Alex Thomson’s been wakeboarding behind Hugo Boss . Mike Golding’s been doing the iShares Cup. Dee Caffari and Sam Davies are about to have a crack at the Round Britain and Ireland record.

In the absence of any big organised event for IMOCA 60s until the Transat Jacques Vabre in November, the teams have been scratching their heads to think of other ways to create publicity for themselves and their sponsors. I like this simple idea from the Groupe Bel team: skipper Kito de Pavant at the helm and the cheery ‘La Vache Qui Rit’ up the mast.

This is a fretful time for all the teams as most of the sponsorship contracts that took them to the Vendée Globe run out later this year. The prospects for many look pretty shaky, and Britain’s solo sailors are all facing uncertain times. Mike Golding and Dee Caffari, to take just two, are coming to the end of their big sponsorship deals.

The only confirmed continuation among all the IMOCA teams is Jean-Pierre Dick’s Paprec-Virbac. The veterinary medicines company is family owned and will be funding a new IMOCA 60 design by VPLP/Guillaume Verdier for next year’s Barcelona World Race.

Closer to home, the vinyls are off Mike Golding’s IMOCA 60. He is racing in the iShares Cup under Ecover colours but he tells me that long-running deal with them for the 60 is at an end.

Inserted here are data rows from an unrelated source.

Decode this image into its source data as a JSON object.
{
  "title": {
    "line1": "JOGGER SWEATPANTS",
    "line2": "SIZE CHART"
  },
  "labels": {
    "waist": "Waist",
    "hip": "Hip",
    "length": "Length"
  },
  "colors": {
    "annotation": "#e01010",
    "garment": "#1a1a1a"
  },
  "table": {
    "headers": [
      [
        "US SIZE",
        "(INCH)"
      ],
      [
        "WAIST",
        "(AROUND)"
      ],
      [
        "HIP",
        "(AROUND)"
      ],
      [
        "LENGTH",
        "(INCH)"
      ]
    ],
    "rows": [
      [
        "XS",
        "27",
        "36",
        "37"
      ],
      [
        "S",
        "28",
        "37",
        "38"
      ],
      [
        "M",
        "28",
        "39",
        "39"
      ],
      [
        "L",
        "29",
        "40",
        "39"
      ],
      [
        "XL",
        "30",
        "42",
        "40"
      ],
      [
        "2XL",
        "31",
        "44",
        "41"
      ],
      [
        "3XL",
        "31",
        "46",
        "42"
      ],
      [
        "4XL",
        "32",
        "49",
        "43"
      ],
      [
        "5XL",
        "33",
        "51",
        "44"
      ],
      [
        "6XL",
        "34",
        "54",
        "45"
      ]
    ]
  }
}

However, Golding confirms that he is aiming for the 2012 Vendée Globe and is looking for a new sponsor. He might even do the two-handed Barcelona World Race next year if it fits in with a company’s objectives.

Sadly, too, the word going round is that Dee Caffari’s sponsor Aviva, the rebranded insurance and savings company that declared a big loss earlier this year, has said it is not going to be renewing her sponsorship when it runs out this autumn.

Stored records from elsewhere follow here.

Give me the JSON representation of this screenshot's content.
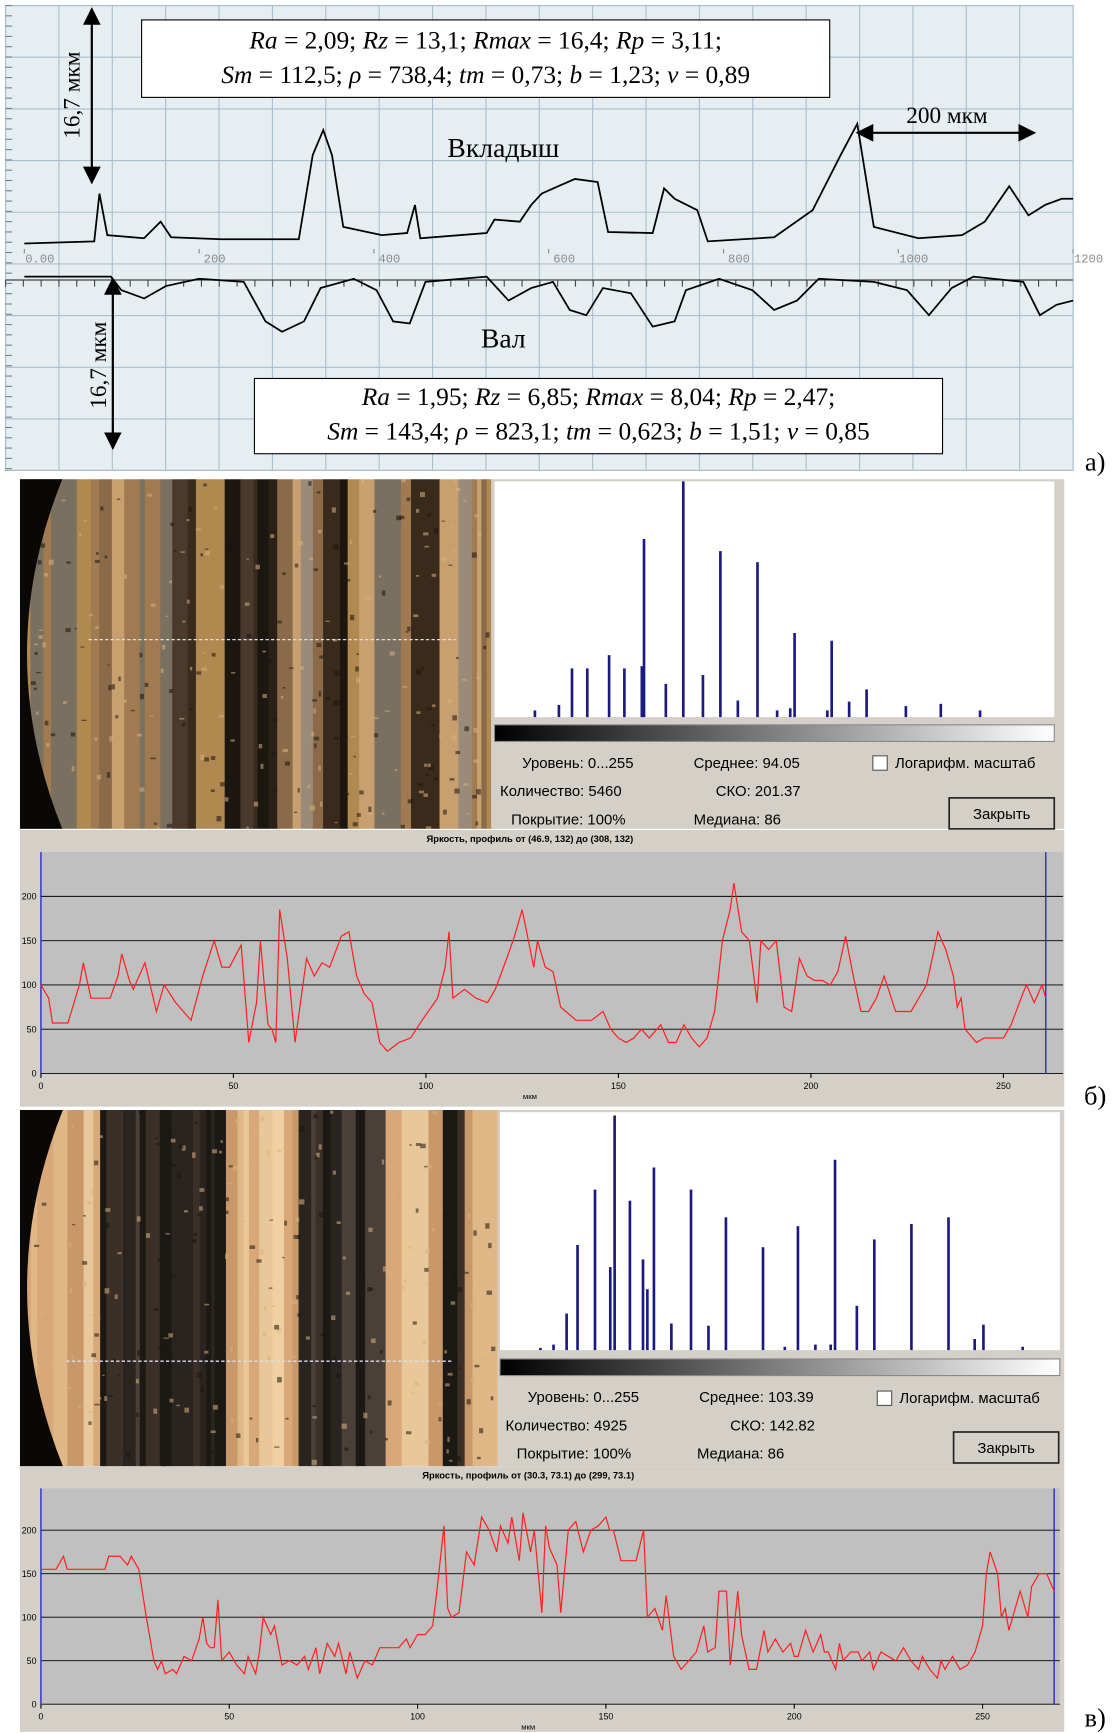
{
  "chart_data": [
    {
      "type": "line",
      "xlim": [
        0,
        1200
      ],
      "xticks": [
        {
          "value": 0,
          "label": "0.00"
        },
        200,
        400,
        600,
        800,
        1000,
        1200
      ],
      "series": [
        {
          "name": "Вкладыш",
          "color": "#000000",
          "x": [
            0,
            80,
            86,
            95,
            137,
            156,
            168,
            225,
            314,
            330,
            342,
            352,
            365,
            409,
            438,
            447,
            453,
            529,
            538,
            567,
            580,
            592,
            611,
            630,
            656,
            668,
            719,
            732,
            744,
            770,
            782,
            858,
            902,
            934,
            953,
            972,
            1023,
            1073,
            1099,
            1127,
            1149,
            1168,
            1187,
            1200
          ],
          "values": [
            0,
            0.2,
            4.8,
            0.8,
            0.5,
            2.1,
            0.6,
            0.4,
            0.4,
            8.5,
            10.9,
            8.5,
            1.6,
            0.8,
            1,
            3.7,
            0.5,
            1,
            2.3,
            2.1,
            3.7,
            4.8,
            5.5,
            6.2,
            5.9,
            1.1,
            1,
            5.3,
            4.3,
            3.2,
            0.2,
            0.6,
            3.2,
            8.5,
            11.5,
            1.6,
            0.5,
            0.8,
            2.1,
            5.5,
            2.7,
            3.7,
            4.3,
            4.3
          ]
        },
        {
          "name": "Вал",
          "color": "#000000",
          "x": [
            0,
            99,
            111,
            137,
            162,
            200,
            251,
            276,
            295,
            320,
            339,
            377,
            403,
            422,
            441,
            459,
            529,
            554,
            580,
            605,
            624,
            643,
            662,
            694,
            719,
            744,
            757,
            795,
            833,
            858,
            884,
            909,
            972,
            1010,
            1035,
            1061,
            1086,
            1143,
            1162,
            1181,
            1200
          ],
          "values": [
            0,
            0,
            -1.3,
            -2.1,
            -0.9,
            -0.2,
            -0.5,
            -4.3,
            -5.3,
            -4.3,
            -1.1,
            -0.2,
            -1.3,
            -4.3,
            -4.5,
            -0.5,
            0,
            -2.3,
            -1.1,
            -0.5,
            -3.2,
            -3.7,
            -1.1,
            -1.6,
            -4.8,
            -4.3,
            -1.3,
            -0.2,
            -1.3,
            -3.2,
            -2.3,
            -0.2,
            -0.5,
            -1.3,
            -3.7,
            -1.1,
            0,
            -0.5,
            -3.7,
            -2.7,
            -2.3
          ]
        }
      ],
      "annotations": [
        "16,7 мкм",
        "16,7 мкм",
        "200 мкм"
      ],
      "parameter_boxes": [
        {
          "lines": [
            [
              "Ra",
              " = 2,09; ",
              "Rz",
              " = 13,1; ",
              "Rmax",
              " = 16,4; ",
              "Rp",
              " = 3,11;"
            ],
            [
              "Sm",
              " = 112,5; ",
              "ρ",
              " = 738,4; ",
              "tm",
              " = 0,73; ",
              "b",
              " = 1,23; ",
              "ν",
              " = 0,89"
            ]
          ]
        },
        {
          "lines": [
            [
              "Ra",
              " = 1,95; ",
              "Rz",
              " = 6,85; ",
              "Rmax",
              " = 8,04; ",
              "Rp",
              " = 2,47;"
            ],
            [
              "Sm",
              " = 143,4; ",
              "ρ",
              " = 823,1; ",
              "tm",
              " = 0,623; ",
              "b",
              " = 1,51; ",
              "ν",
              " = 0,85"
            ]
          ]
        }
      ]
    },
    {
      "type": "bar",
      "color": "#1a1a80",
      "xlim": [
        0,
        255
      ],
      "x": [
        17,
        28,
        34,
        41,
        51,
        58,
        66,
        67,
        77,
        85,
        94,
        102,
        110,
        119,
        128,
        134,
        136,
        151,
        153,
        161,
        169,
        187,
        203,
        221
      ],
      "values": [
        6,
        11,
        44,
        44,
        56,
        44,
        46,
        161,
        30,
        213,
        38,
        150,
        15,
        140,
        6,
        8,
        76,
        6,
        69,
        14,
        25,
        10,
        12,
        6
      ]
    },
    {
      "type": "line",
      "title": "Яркость, профиль от (46.9, 132) до (308, 132)",
      "xlabel": "мкм",
      "color": "#ff2020",
      "grid": true,
      "xlim": [
        0,
        265.5
      ],
      "ylim": [
        0,
        250
      ],
      "xticks": [
        0,
        50,
        100,
        150,
        200,
        250
      ],
      "yticks": [
        0,
        50,
        100,
        150,
        200
      ],
      "x": [
        0,
        2,
        3,
        7,
        10,
        11,
        13,
        18,
        20,
        21,
        23,
        24,
        27,
        30,
        32,
        35,
        39,
        42,
        45,
        47,
        49,
        52,
        54,
        56,
        57,
        58,
        59,
        60,
        61,
        62,
        64,
        66,
        69,
        71,
        73,
        75,
        78,
        80,
        82,
        84,
        86,
        88,
        90,
        93,
        96,
        99,
        103,
        105,
        106,
        107,
        110,
        113,
        116,
        118,
        121,
        123,
        125,
        128,
        129,
        131,
        133,
        135,
        139,
        143,
        146,
        148,
        150,
        152,
        154,
        156,
        158,
        161,
        163,
        165,
        167,
        169,
        171,
        173,
        175,
        177,
        179,
        180,
        182,
        184,
        186,
        187,
        189,
        191,
        193,
        195,
        197,
        199,
        201,
        203,
        205,
        207,
        209,
        211,
        213,
        215,
        217,
        219,
        222,
        226,
        230,
        233,
        235,
        237,
        238,
        239,
        240,
        242,
        243,
        245,
        247,
        250,
        252,
        255,
        256,
        258,
        260,
        261
      ],
      "values": [
        100,
        85,
        57,
        57,
        100,
        125,
        85,
        85,
        110,
        135,
        105,
        95,
        125,
        70,
        100,
        80,
        60,
        110,
        150,
        120,
        120,
        145,
        35,
        80,
        150,
        100,
        55,
        50,
        35,
        185,
        130,
        35,
        130,
        110,
        125,
        120,
        155,
        160,
        110,
        90,
        80,
        35,
        25,
        35,
        40,
        60,
        85,
        120,
        160,
        85,
        95,
        85,
        80,
        95,
        130,
        155,
        185,
        120,
        150,
        120,
        115,
        75,
        60,
        60,
        70,
        50,
        40,
        35,
        40,
        50,
        40,
        55,
        35,
        35,
        55,
        40,
        30,
        40,
        70,
        150,
        185,
        215,
        160,
        150,
        80,
        150,
        140,
        150,
        75,
        70,
        130,
        110,
        105,
        105,
        100,
        115,
        155,
        110,
        70,
        70,
        85,
        110,
        70,
        70,
        100,
        160,
        140,
        110,
        75,
        85,
        50,
        40,
        35,
        40,
        40,
        40,
        55,
        90,
        100,
        80,
        100,
        85
      ]
    },
    {
      "type": "bar",
      "color": "#1a1a80",
      "xlim": [
        0,
        255
      ],
      "x": [
        17,
        23,
        29,
        34,
        42,
        49,
        51,
        58,
        64,
        66,
        69,
        77,
        86,
        94,
        102,
        119,
        129,
        135,
        143,
        150,
        152,
        162,
        170,
        187,
        204,
        216,
        220,
        238
      ],
      "values": [
        2,
        5,
        33,
        95,
        145,
        75,
        212,
        135,
        82,
        55,
        165,
        24,
        145,
        22,
        120,
        93,
        3,
        112,
        5,
        5,
        172,
        40,
        100,
        114,
        120,
        10,
        23,
        3
      ]
    },
    {
      "type": "line",
      "title": "Яркость, профиль от (30.3, 73.1) до (299, 73.1)",
      "xlabel": "мкм",
      "color": "#ff2020",
      "grid": true,
      "xlim": [
        0,
        270.5
      ],
      "ylim": [
        0,
        248
      ],
      "xticks": [
        0,
        50,
        100,
        150,
        200,
        250
      ],
      "yticks": [
        0,
        50,
        100,
        150,
        200
      ],
      "x": [
        0,
        4,
        6,
        7,
        10,
        17,
        18,
        21,
        23,
        24,
        26,
        28,
        30,
        31,
        32,
        33,
        35,
        36,
        38,
        40,
        42,
        43,
        44,
        45,
        46,
        47,
        48,
        50,
        52,
        54,
        55,
        57,
        58,
        59,
        61,
        62,
        64,
        66,
        68,
        70,
        71,
        73,
        74,
        76,
        78,
        79,
        81,
        82,
        84,
        86,
        88,
        90,
        92,
        95,
        97,
        98,
        100,
        102,
        104,
        105,
        107,
        108,
        109,
        111,
        113,
        115,
        117,
        119,
        121,
        122,
        124,
        125,
        127,
        128,
        130,
        131,
        133,
        134,
        135,
        137,
        138,
        140,
        142,
        144,
        146,
        148,
        150,
        151,
        152,
        154,
        156,
        158,
        160,
        161,
        163,
        165,
        166,
        168,
        170,
        172,
        174,
        176,
        177,
        179,
        180,
        182,
        183,
        184,
        185,
        186,
        188,
        190,
        192,
        193,
        195,
        197,
        199,
        200,
        201,
        203,
        205,
        206,
        207,
        208,
        209,
        211,
        212,
        213,
        215,
        217,
        218,
        220,
        221,
        223,
        225,
        227,
        229,
        231,
        233,
        234,
        236,
        238,
        239,
        240,
        242,
        244,
        246,
        248,
        250,
        251,
        252,
        254,
        255,
        256,
        257,
        258,
        260,
        262,
        263,
        265,
        267,
        269
      ],
      "values": [
        155,
        155,
        170,
        155,
        155,
        155,
        170,
        170,
        160,
        170,
        155,
        100,
        50,
        40,
        50,
        35,
        40,
        35,
        55,
        50,
        75,
        100,
        70,
        65,
        65,
        120,
        50,
        60,
        45,
        35,
        55,
        35,
        60,
        100,
        80,
        90,
        45,
        50,
        45,
        55,
        40,
        65,
        35,
        70,
        55,
        70,
        35,
        60,
        30,
        50,
        45,
        65,
        65,
        65,
        75,
        65,
        80,
        80,
        90,
        125,
        205,
        110,
        100,
        105,
        175,
        160,
        215,
        200,
        175,
        205,
        185,
        215,
        165,
        220,
        175,
        200,
        105,
        205,
        180,
        160,
        105,
        200,
        210,
        175,
        200,
        205,
        215,
        200,
        200,
        165,
        165,
        165,
        200,
        100,
        110,
        85,
        125,
        55,
        40,
        50,
        60,
        90,
        60,
        65,
        130,
        130,
        45,
        85,
        130,
        80,
        40,
        40,
        85,
        60,
        75,
        60,
        70,
        55,
        55,
        85,
        60,
        70,
        80,
        60,
        60,
        40,
        70,
        50,
        60,
        60,
        50,
        60,
        40,
        60,
        55,
        50,
        65,
        50,
        40,
        55,
        40,
        30,
        50,
        40,
        55,
        40,
        45,
        60,
        90,
        150,
        175,
        150,
        100,
        110,
        85,
        100,
        130,
        100,
        135,
        150,
        150,
        130
      ]
    }
  ],
  "panels": [
    {
      "label": "а)"
    },
    {
      "label": "б)",
      "stats": [
        [
          "Уровень: 0...255",
          "Среднее: 94.05"
        ],
        [
          "Количество: 5460",
          "СКО: 201.37"
        ],
        [
          "Покрытие: 100%",
          "Медиана: 86"
        ]
      ],
      "checkbox": "Логарифм. масштаб",
      "button": "Закрыть"
    },
    {
      "label": "в)",
      "stats": [
        [
          "Уровень: 0...255",
          "Среднее: 103.39"
        ],
        [
          "Количество: 4925",
          "СКО: 142.82"
        ],
        [
          "Покрытие: 100%",
          "Медиана: 86"
        ]
      ],
      "checkbox": "Логарифм. масштаб",
      "button": "Закрыть"
    }
  ]
}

Meanwhile, the hoped for deal to get Bahrain to take over the Pindar sailing team stumbled after the Vendée Globe. The shore and support team were all laid off, the boat is on the hard and skipper Brian Thompson is busily trying to revive an arrangement with Bahrain to continue.

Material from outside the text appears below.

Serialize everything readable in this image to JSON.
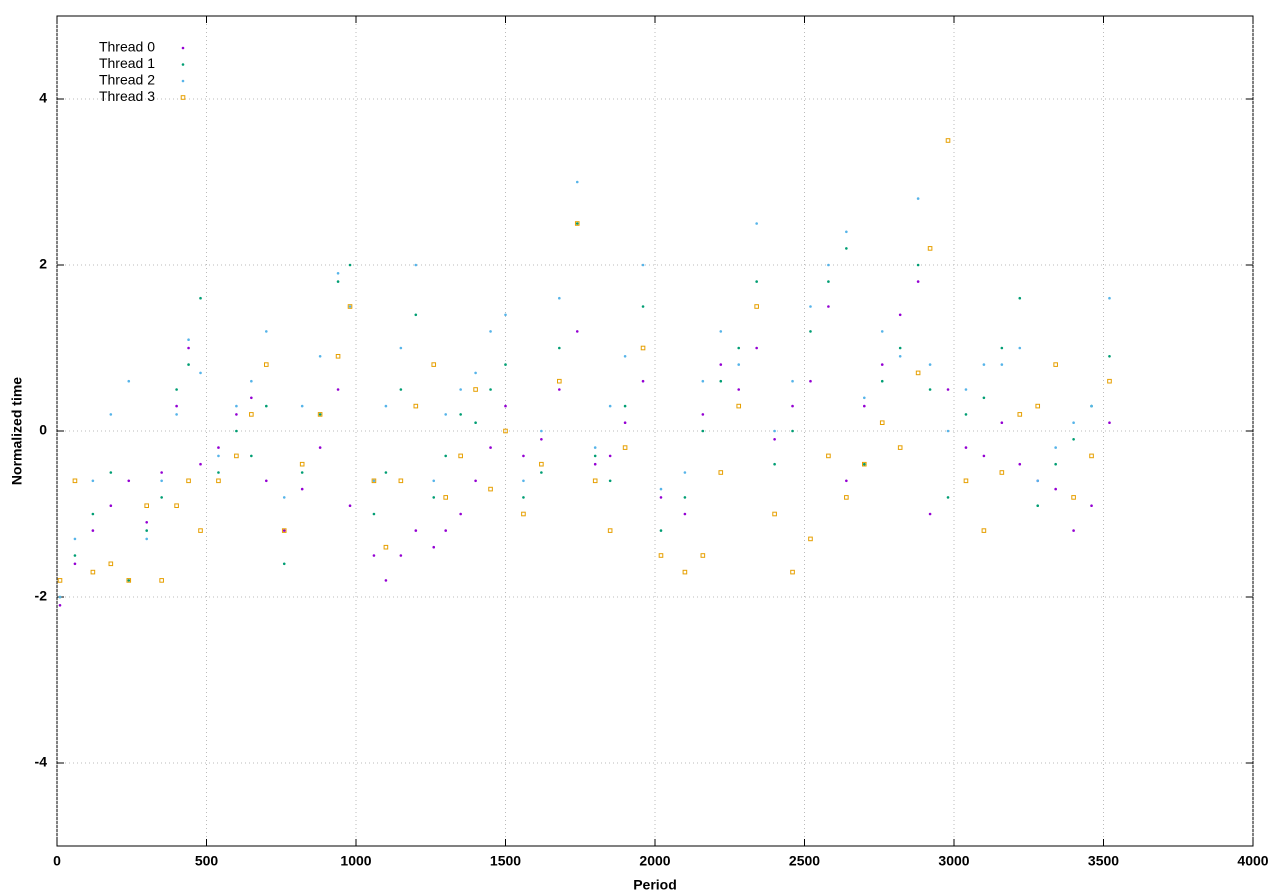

The management of the Artemis campaign was taken away from designer Simon Rogers’s company and is now in the hands of Mark Turner’s OC Group. The project will continue until the Transat Jacques Vabre two-hander in November.

There is no word of what will happen after that but if anyone can inveigle the fund management company to stay in sailing in one shape or another, and provide a less embarrassing return for them, surely it will be Turner’s gang.